Idą dobre czasy dla polskiej budowlanki, ale po 2020 roku rynek zmaleje o 20-25 proc.

Sześć lub siedem lat tłustych dla sektora budowlanego, a potem 20-25 proc. spadek całego rynko ze względu na zakręcenie kurka z dotacjami unijnymi – to przyszłość, którą przewiduje Dariusz Blocher, prezes zarządu firmy Budimex.

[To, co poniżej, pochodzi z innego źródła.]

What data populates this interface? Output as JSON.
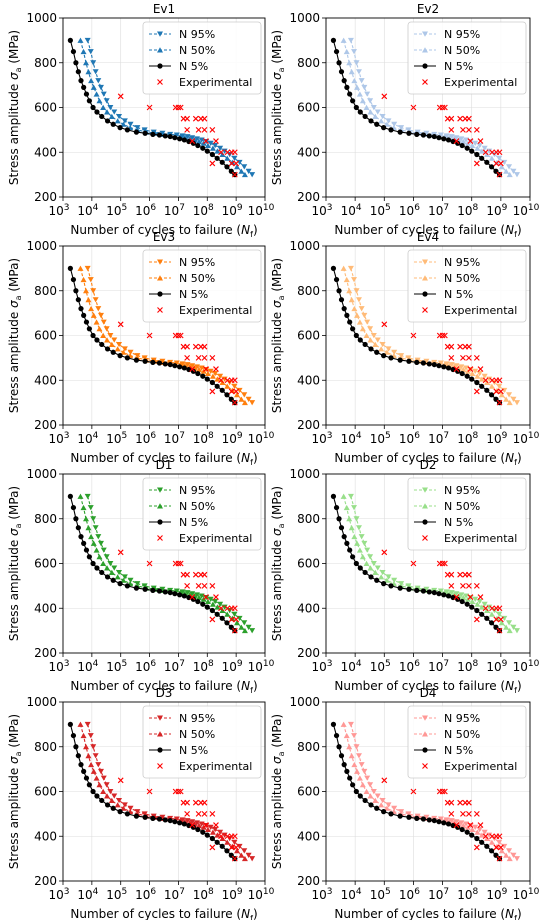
{
  "figure": {
    "ylabel_prefix": "Stress amplitude ",
    "ylabel_symbol": "σ",
    "ylabel_sub": "a",
    "ylabel_suffix": " (MPa)",
    "xlabel_prefix": "Number of cycles to failure (",
    "xlabel_symbol": "N",
    "xlabel_sub": "f",
    "xlabel_suffix": ")"
  },
  "palette": {
    "Ev1": [
      "#1f77b4",
      "#1f77b4"
    ],
    "Ev2": [
      "#aec7e8",
      "#aec7e8"
    ],
    "Ev3": [
      "#ff7f0e",
      "#ff7f0e"
    ],
    "Ev4": [
      "#ffbb78",
      "#ffbb78"
    ],
    "D1": [
      "#2ca02c",
      "#2ca02c"
    ],
    "D2": [
      "#98df8a",
      "#98df8a"
    ],
    "D3": [
      "#d62728",
      "#d62728"
    ],
    "D4": [
      "#ff9896",
      "#ff9896"
    ],
    "n5": "#000000",
    "experimental": "#ff0000"
  },
  "chart_data": [
    {
      "type": "line",
      "title": "Ev1",
      "xscale": "log",
      "xlim": [
        1000,
        10000000000
      ],
      "ylim": [
        200,
        1000
      ],
      "xticks": [
        "10^3",
        "10^4",
        "10^5",
        "10^6",
        "10^7",
        "10^8",
        "10^9",
        "10^10"
      ],
      "yticks": [
        200,
        400,
        600,
        800,
        1000
      ],
      "grid": true,
      "legend": "top-right",
      "series": [
        {
          "name": "N 95%",
          "shift_decades": 0.6
        },
        {
          "name": "N 50%",
          "shift_decades": 0.35
        },
        {
          "name": "N 5%",
          "shift_decades": 0
        },
        {
          "name": "Experimental"
        }
      ]
    },
    {
      "type": "line",
      "title": "Ev2",
      "xscale": "log",
      "xlim": [
        1000,
        10000000000
      ],
      "ylim": [
        200,
        1000
      ],
      "xticks": [
        "10^3",
        "10^4",
        "10^5",
        "10^6",
        "10^7",
        "10^8",
        "10^9",
        "10^10"
      ],
      "yticks": [
        200,
        400,
        600,
        800,
        1000
      ],
      "grid": true,
      "legend": "top-right",
      "series": [
        {
          "name": "N 95%",
          "shift_decades": 0.6
        },
        {
          "name": "N 50%",
          "shift_decades": 0.35
        },
        {
          "name": "N 5%",
          "shift_decades": 0
        },
        {
          "name": "Experimental"
        }
      ]
    },
    {
      "type": "line",
      "title": "Ev3",
      "xscale": "log",
      "xlim": [
        1000,
        10000000000
      ],
      "ylim": [
        200,
        1000
      ],
      "xticks": [
        "10^3",
        "10^4",
        "10^5",
        "10^6",
        "10^7",
        "10^8",
        "10^9",
        "10^10"
      ],
      "yticks": [
        200,
        400,
        600,
        800,
        1000
      ],
      "grid": true,
      "legend": "top-right",
      "series": [
        {
          "name": "N 95%",
          "shift_decades": 0.6
        },
        {
          "name": "N 50%",
          "shift_decades": 0.35
        },
        {
          "name": "N 5%",
          "shift_decades": 0
        },
        {
          "name": "Experimental"
        }
      ]
    },
    {
      "type": "line",
      "title": "Ev4",
      "xscale": "log",
      "xlim": [
        1000,
        10000000000
      ],
      "ylim": [
        200,
        1000
      ],
      "xticks": [
        "10^3",
        "10^4",
        "10^5",
        "10^6",
        "10^7",
        "10^8",
        "10^9",
        "10^10"
      ],
      "yticks": [
        200,
        400,
        600,
        800,
        1000
      ],
      "grid": true,
      "legend": "top-right",
      "series": [
        {
          "name": "N 95%",
          "shift_decades": 0.6
        },
        {
          "name": "N 50%",
          "shift_decades": 0.35
        },
        {
          "name": "N 5%",
          "shift_decades": 0
        },
        {
          "name": "Experimental"
        }
      ]
    },
    {
      "type": "line",
      "title": "D1",
      "xscale": "log",
      "xlim": [
        1000,
        10000000000
      ],
      "ylim": [
        200,
        1000
      ],
      "xticks": [
        "10^3",
        "10^4",
        "10^5",
        "10^6",
        "10^7",
        "10^8",
        "10^9",
        "10^10"
      ],
      "yticks": [
        200,
        400,
        600,
        800,
        1000
      ],
      "grid": true,
      "legend": "top-right",
      "series": [
        {
          "name": "N 95%",
          "shift_decades": 0.6
        },
        {
          "name": "N 50%",
          "shift_decades": 0.35
        },
        {
          "name": "N 5%",
          "shift_decades": 0
        },
        {
          "name": "Experimental"
        }
      ]
    },
    {
      "type": "line",
      "title": "D2",
      "xscale": "log",
      "xlim": [
        1000,
        10000000000
      ],
      "ylim": [
        200,
        1000
      ],
      "xticks": [
        "10^3",
        "10^4",
        "10^5",
        "10^6",
        "10^7",
        "10^8",
        "10^9",
        "10^10"
      ],
      "yticks": [
        200,
        400,
        600,
        800,
        1000
      ],
      "grid": true,
      "legend": "top-right",
      "series": [
        {
          "name": "N 95%",
          "shift_decades": 0.6
        },
        {
          "name": "N 50%",
          "shift_decades": 0.35
        },
        {
          "name": "N 5%",
          "shift_decades": 0
        },
        {
          "name": "Experimental"
        }
      ]
    },
    {
      "type": "line",
      "title": "D3",
      "xscale": "log",
      "xlim": [
        1000,
        10000000000
      ],
      "ylim": [
        200,
        1000
      ],
      "xticks": [
        "10^3",
        "10^4",
        "10^5",
        "10^6",
        "10^7",
        "10^8",
        "10^9",
        "10^10"
      ],
      "yticks": [
        200,
        400,
        600,
        800,
        1000
      ],
      "grid": true,
      "legend": "top-right",
      "series": [
        {
          "name": "N 95%",
          "shift_decades": 0.6
        },
        {
          "name": "N 50%",
          "shift_decades": 0.35
        },
        {
          "name": "N 5%",
          "shift_decades": 0
        },
        {
          "name": "Experimental"
        }
      ]
    },
    {
      "type": "line",
      "title": "D4",
      "xscale": "log",
      "xlim": [
        1000,
        10000000000
      ],
      "ylim": [
        200,
        1000
      ],
      "xticks": [
        "10^3",
        "10^4",
        "10^5",
        "10^6",
        "10^7",
        "10^8",
        "10^9",
        "10^10"
      ],
      "yticks": [
        200,
        400,
        600,
        800,
        1000
      ],
      "grid": true,
      "legend": "top-right",
      "series": [
        {
          "name": "N 95%",
          "shift_decades": 0.6
        },
        {
          "name": "N 50%",
          "shift_decades": 0.35
        },
        {
          "name": "N 5%",
          "shift_decades": 0
        },
        {
          "name": "Experimental"
        }
      ]
    }
  ],
  "n5_curve": {
    "stress": [
      900,
      850,
      800,
      760,
      720,
      690,
      660,
      630,
      600,
      580,
      560,
      540,
      525,
      510,
      500,
      490,
      485,
      480,
      477,
      473,
      470,
      465,
      460,
      455,
      448,
      440,
      430,
      418,
      405,
      390,
      373,
      355,
      335,
      315,
      300
    ],
    "cycles": [
      1800,
      2300,
      2800,
      3400,
      4200,
      5200,
      6500,
      8200,
      11000,
      15000,
      22000,
      35000,
      55000,
      95000,
      170000,
      350000,
      700000,
      1300000,
      2200000,
      3500000,
      5200000,
      7500000,
      11000000,
      16000000,
      23000000,
      33000000,
      47000000,
      70000000,
      100000000,
      150000000,
      220000000,
      330000000,
      480000000,
      680000000,
      900000000
    ]
  },
  "experimental_points": [
    {
      "n": 100000,
      "s": 650
    },
    {
      "n": 1000000,
      "s": 600
    },
    {
      "n": 10000000,
      "s": 600
    },
    {
      "n": 8000000,
      "s": 600
    },
    {
      "n": 12000000,
      "s": 600
    },
    {
      "n": 15000000,
      "s": 550
    },
    {
      "n": 20000000,
      "s": 550
    },
    {
      "n": 40000000,
      "s": 550
    },
    {
      "n": 60000000,
      "s": 550
    },
    {
      "n": 80000000,
      "s": 550
    },
    {
      "n": 20000000,
      "s": 500
    },
    {
      "n": 50000000,
      "s": 500
    },
    {
      "n": 80000000,
      "s": 500
    },
    {
      "n": 150000000,
      "s": 500
    },
    {
      "n": 30000000,
      "s": 450
    },
    {
      "n": 90000000,
      "s": 450
    },
    {
      "n": 200000000,
      "s": 450
    },
    {
      "n": 300000000,
      "s": 400
    },
    {
      "n": 500000000,
      "s": 400
    },
    {
      "n": 700000000,
      "s": 400
    },
    {
      "n": 900000000,
      "s": 400
    },
    {
      "n": 150000000,
      "s": 350
    },
    {
      "n": 700000000,
      "s": 350
    },
    {
      "n": 1000000000,
      "s": 350
    },
    {
      "n": 900000000,
      "s": 300
    }
  ]
}
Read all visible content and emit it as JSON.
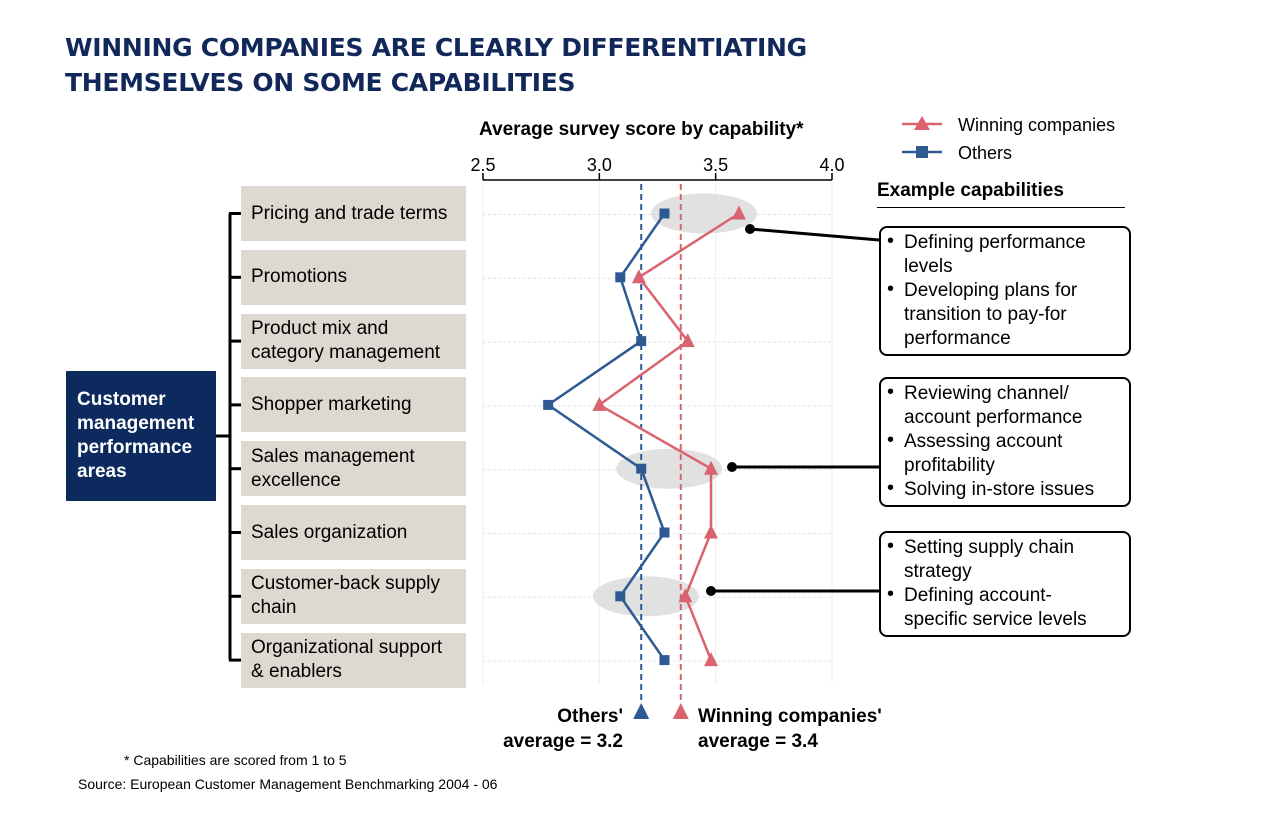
{
  "title": {
    "line1": "WINNING COMPANIES ARE CLEARLY DIFFERENTIATING",
    "line2": "THEMSELVES ON SOME CAPABILITIES"
  },
  "root_box": {
    "lines": [
      "Customer",
      "management",
      "performance",
      "areas"
    ],
    "color": "#0d2a5e"
  },
  "legend": {
    "winning": "Winning companies",
    "others": "Others"
  },
  "chart_data": {
    "type": "line",
    "title": "Average survey score by capability*",
    "xlabel": "Average survey score by capability*",
    "ylabel": "Customer management performance areas",
    "xlim": [
      2.5,
      4.0
    ],
    "xticks": [
      "2.5",
      "3.0",
      "3.5",
      "4.0"
    ],
    "xtick_values": [
      2.5,
      3.0,
      3.5,
      4.0
    ],
    "categories": [
      [
        "Pricing and trade terms"
      ],
      [
        "Promotions"
      ],
      [
        "Product mix and",
        "category management"
      ],
      [
        "Shopper marketing"
      ],
      [
        "Sales management",
        "excellence"
      ],
      [
        "Sales organization"
      ],
      [
        "Customer-back supply",
        "chain"
      ],
      [
        "Organizational support",
        "& enablers"
      ]
    ],
    "series": [
      {
        "name": "Winning companies",
        "color": "#d9636e",
        "marker": "triangle",
        "values": [
          3.6,
          3.17,
          3.38,
          3.0,
          3.48,
          3.48,
          3.37,
          3.48
        ]
      },
      {
        "name": "Others",
        "color": "#2e5a93",
        "marker": "square",
        "values": [
          3.28,
          3.09,
          3.18,
          2.78,
          3.18,
          3.28,
          3.09,
          3.28
        ]
      }
    ],
    "averages": [
      {
        "name": "Others",
        "value": 3.18,
        "label": [
          "Others'",
          "average = 3.2"
        ],
        "color": "#2e5a93"
      },
      {
        "name": "Winning companies",
        "value": 3.35,
        "label": [
          "Winning companies'",
          "average  =  3.4"
        ],
        "color": "#d9636e"
      }
    ],
    "highlights": [
      {
        "category_index": 0,
        "center": 3.45
      },
      {
        "category_index": 4,
        "center": 3.3
      },
      {
        "category_index": 6,
        "center": 3.2
      }
    ]
  },
  "example_capabilities": {
    "heading": "Example capabilities",
    "boxes": [
      {
        "links_to_category": 0,
        "bullets": [
          [
            "Defining performance",
            "levels"
          ],
          [
            "Developing plans for",
            "transition to pay-for",
            "performance"
          ]
        ]
      },
      {
        "links_to_category": 4,
        "bullets": [
          [
            "Reviewing channel/",
            "account performance"
          ],
          [
            "Assessing account",
            "profitability"
          ],
          [
            "Solving in-store issues"
          ]
        ]
      },
      {
        "links_to_category": 6,
        "bullets": [
          [
            "Setting supply chain",
            "strategy"
          ],
          [
            "Defining account-",
            "specific service levels"
          ]
        ]
      }
    ]
  },
  "footnotes": {
    "note": "* Capabilities are scored from 1 to 5",
    "source": "Source: European Customer Management Benchmarking 2004 - 06"
  }
}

– (...) Jest duży znak zapytania co po 2020. Prognozuję 20-25 proc. spadek rynku całego, nie będzie tylu inwestycji publicznych ze względu na brak środków unijnych i kiepską sytuację budżetową. Spodziewamy się napływu trochę większej ilości środków prywatnych, ale to nie zrekompensuje tego spadku, w konsekwencji firmy budowlane będą poszukiwały innych źródeł przychodu, takich jak usługi miejskie, zarządzanie drogami, utrzymanie dróg, czy na przykład utylizacja i wywóz odpadów komunalnych – mówi Dariusz Blocher, prezes zarządu firmy Budimex. – Na pewno nie jesteśmy w stanie spowodować tego, że unia da nam tak dużo pieniędzy na rozwój infrastruktury, natomiast możemy dbać o to, by firmy inwestowały w Polsce, żeby rozwijały zakłady przemysłowe, produkcję, żeby firmy zarabiały pieniądze i chciałby w Polsce je reinwestować – uważa Dariusz Blocher. Prezes firmy Budimex dodaje także, że istotne jest wykorzystanie siły firm w procesie PPP. – Jeżeli firmy będą zarabiały pieniądze, a do tej pory niestety nie zarabiały, to będą te pieniądze reinwestowały w projekty PPP tutaj w kraju, tak pokazano na wszystkich innych rynkach zagranicznych – mówi Dariusz Blocher. Dodał także, że mimo różnych perturbacji, jakie miały inne firmy z sektorem publicznym w Polsce, Budimex zarobił na publicznych kontraktach. - Nasza rentowność dla tego sektora była dodatnia i nie możemy go pomijać, bo dzisiaj stanowi nawet 70 proc. wartości rynku. Nawet jeśli spadnie , to spadnie do 40 czy 45 proc. i nadal to będzie ważny klient – podsumowuje Dariusz Blocher, prezes zarządu firmy Budimex.